Nel marzo 1996 un importante debutto: Jago nella produzione OTELLO al Festival di Salisburgo sotto la direzione di Claudio Abbado. Nell 'estate 1996 ha partecipato al concerto diretto da Zubin Mehta dedicato ai Salmi di Davide, concerto che ha concluso le celebrazioni per i 3000 anni di Gerusalemme capitale di Israele.
Nonostante il vastissimo repertorio, Raimondi ama cimentarsi in nuovi ruoli, così ultimamento ha debuttato DON PASQUALE all'Opera di Zurigo e al Teatro Comunale di Bologna, FALSTAFF con il Mo. Claudio Abbado a Berlino e Ferrara e recentemente lo straordinario ruolo di Thomas Becket nel ASSASSINIO NELLA CATTEDRALE di Pizzetti al Teatro Regio di Torino, mentre per il gennaio 2003 all'Opera di Nizza è in programma il suo primo “Hollà nder” in DER FLIEGENDE HOLLà NDER di Richard Wagner.

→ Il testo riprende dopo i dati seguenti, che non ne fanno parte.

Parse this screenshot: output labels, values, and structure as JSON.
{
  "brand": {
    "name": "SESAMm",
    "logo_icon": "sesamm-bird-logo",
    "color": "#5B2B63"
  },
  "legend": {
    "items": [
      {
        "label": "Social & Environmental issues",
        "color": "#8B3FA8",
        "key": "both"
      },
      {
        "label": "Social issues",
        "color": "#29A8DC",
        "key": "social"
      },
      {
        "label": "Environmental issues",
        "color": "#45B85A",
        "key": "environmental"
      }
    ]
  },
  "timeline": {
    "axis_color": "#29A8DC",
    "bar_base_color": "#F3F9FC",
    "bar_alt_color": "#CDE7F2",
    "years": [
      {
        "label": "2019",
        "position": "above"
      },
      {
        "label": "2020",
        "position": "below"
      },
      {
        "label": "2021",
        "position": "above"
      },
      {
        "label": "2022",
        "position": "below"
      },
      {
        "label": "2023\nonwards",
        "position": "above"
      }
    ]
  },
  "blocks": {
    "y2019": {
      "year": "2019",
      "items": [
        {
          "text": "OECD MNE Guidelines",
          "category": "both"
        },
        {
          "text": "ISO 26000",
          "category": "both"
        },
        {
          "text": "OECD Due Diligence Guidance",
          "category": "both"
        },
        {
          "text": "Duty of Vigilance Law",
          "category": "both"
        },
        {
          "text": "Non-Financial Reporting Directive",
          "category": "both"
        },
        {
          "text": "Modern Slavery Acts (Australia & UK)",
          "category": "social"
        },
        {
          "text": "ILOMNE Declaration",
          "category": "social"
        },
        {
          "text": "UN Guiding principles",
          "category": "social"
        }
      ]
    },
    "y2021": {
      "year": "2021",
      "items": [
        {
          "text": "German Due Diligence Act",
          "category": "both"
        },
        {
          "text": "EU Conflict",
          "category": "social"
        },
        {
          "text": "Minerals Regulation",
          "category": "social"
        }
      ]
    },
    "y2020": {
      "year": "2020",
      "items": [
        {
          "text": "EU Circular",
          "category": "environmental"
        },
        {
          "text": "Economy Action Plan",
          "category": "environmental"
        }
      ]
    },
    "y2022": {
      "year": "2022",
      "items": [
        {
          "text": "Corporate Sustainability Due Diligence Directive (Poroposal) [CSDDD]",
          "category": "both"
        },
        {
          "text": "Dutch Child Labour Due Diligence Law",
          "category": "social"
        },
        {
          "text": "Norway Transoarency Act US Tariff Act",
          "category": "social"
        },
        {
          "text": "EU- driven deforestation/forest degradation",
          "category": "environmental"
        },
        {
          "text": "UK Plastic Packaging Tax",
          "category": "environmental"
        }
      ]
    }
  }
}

GIOVANNI SOLLIMA violoncello

Giovanni Sollima, violoncellista e compositore, nato Palermo nel 1962 da una famiglia di musicisti, si perfeziona a Salisburgo e Stoccolma con Antonio Janigro e Milko Kelemen.
Dopo tre anni con la European Community Young Orchestra di Claudio Abbado, intraprende una brillante attività concertistica, collaborando con direttori e solisti quali Sinopoli, Soudant, Delman, Inbal, Demus, Argerich.
Le sue composizioni, basate sulla originale fusione fra musica colta, rock, jazz ed etnica di area mediterranea, sono attualmente eseguite in tutto il mondo da grandi solisti e prestigiose orchestre . Con diversi gruppi strumentali esegue i suoi brani per violoncello e ensemble nelle più famose sale da concerto, dalla Carnegie Hall al Festival Internazionale di Istanbul.
Nel 1998, su invito di Philip Glass, realizza il CD Aquilarco, il brano per ensemble eseguito con la Giovanni Sollima Band e la partecipazione della voce recitante di Bob Wilson.
Nel 2000 scrive le musiche per il balletto di Karole Armitage Io, Giacomo Casanova
Nel 2001, per la Nonesuch/Warner, uscirà Violoncelles, vibrez! nell'esecuzione di Gibon Kremer con la Kremerata Baltica; nel giugno 2001 alla Biennale di Venezia e al Teatro di Verdura di Palermo andrà in scena lo spettacolo di danza da lui musicato J: Bauys Song , con la coreografia di Carolyn Carlson.
Nel 2002 andrà in scena a Ravenna Festival la sua prima opera lirica.

FILIPPO MIGNINI Autore

Ordinario di storia della filosofia nell'Università di Macerata e studioso della prima filosofia moderna, ha svolto indagini sistematiche anche su Medioevo e Rinascimento. I suoi studi su Sigieri, Cusano, Bruno e, sopra tutto, Spinoza sono apprezzati dalla comunità scientifica internazionale.
Da vari anni dedica specifiche ricerche anche a grandi figure di marchigiani, tra i quali Matteo Ricci, Alberico Gentili e Romolo Murri. Oltre alla pubblicazione di contributi su Ricci, ha promosso le recenti edizioni critiche delle due opere più importanti per la ricostruzione dell'esperienza storica del grande maceratese: Storia dell'introduzione della Compagnia di Gesù e Christianità nella Cina e Lettere.